Partners for Urban Knowledge, Action and Research

Arts Research and Documentation
2003-2004

Grant Period: Over two years

PUKAR is an innovative and experimental initiative that aims to contribute to a global debate about urbanisation and globalisation.

Principal Investigator: Abhay Sardesai

This project involves the documentation of literary and cultural activity in the different languages spoken in Mumbai, both in order to create an archive of the city’s literary history as well as to facilitate translation between these languages.

PUKAR sees the project as rooted in and deriving relevance from a particular understanding of cosmopolitanism. They would like the project to underline the cosmopolitanism inherent in non-English literary practices and in the interaction between them. By emphasising an understanding of the cosmopolitan as that which involves an active collaboration between multiple cultural practices rather than the erasure of existing cultural markers, they are also attempting a re-examination of the very idea of cosmopolitanism and urban culture.

This particular project – concerning what they call Mumbai’s cosmopolitan archive – has grown out of a larger ongoing project called ‘Writing Across the City’. The latter project is more generally concerned with the various ‘cultures of writing’ in Mumbai – both literary and extra-literary – across different languages, forms and genres. The purpose of this project is to examine how writing contributes to the construction of a public sphere, by locating writers and writing within an urban setting.

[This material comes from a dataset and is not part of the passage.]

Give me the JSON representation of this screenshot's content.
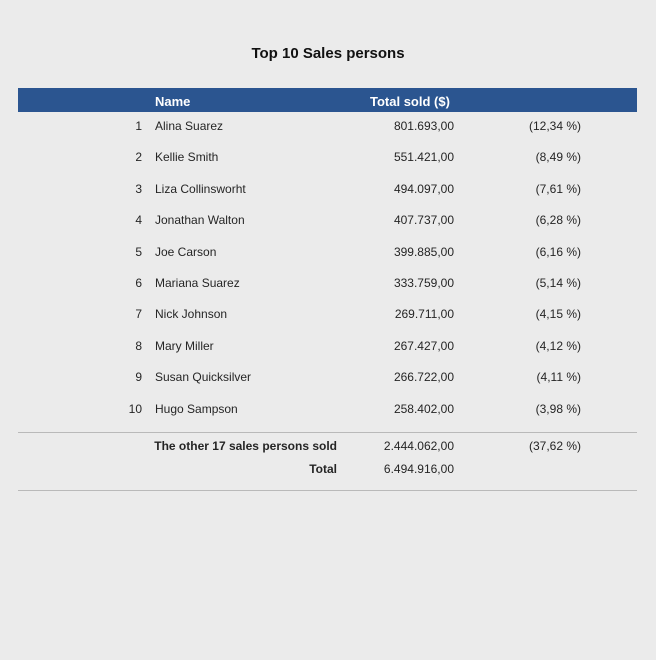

This project is focused more specifically on the documentation of poetry, plays, fiction and theatre in nine languages – Marathi, Gujarati, Hindi, English, Konkani, Telugu, Kannada, Urdu and Sindhi. The documentation will include information about individuals who write in these languages, literary societies, theatre groups and publishers; The grant will also enable the documentation of texts in these languages, and the compilation of material for the archive both language-wise and that which can be organised around themes relevant to cosmopolitanism.

PUKAR has so far set up a Translation Laboratory for Marathi. The purpose of such a Laboratory, which they eventually wish to set up for the other languages identified, is to institute a series of translation exercises, the results of which PUKAR itself would publish; they see this project, insofar as it enables the creation of a database, as a springboard for the setting up of these multilingual translation laboratories.

At the same time, the organisation feels that acts of translation are vital to the documentation project itself. They describe the project as a documentation exercise that is at the same time a theoretical argument about the nature of cosmopolitanism in the city. This component is vital to the project’s political significance and the statement it wishes to make about the value of an alternative cosmopolitan narrative.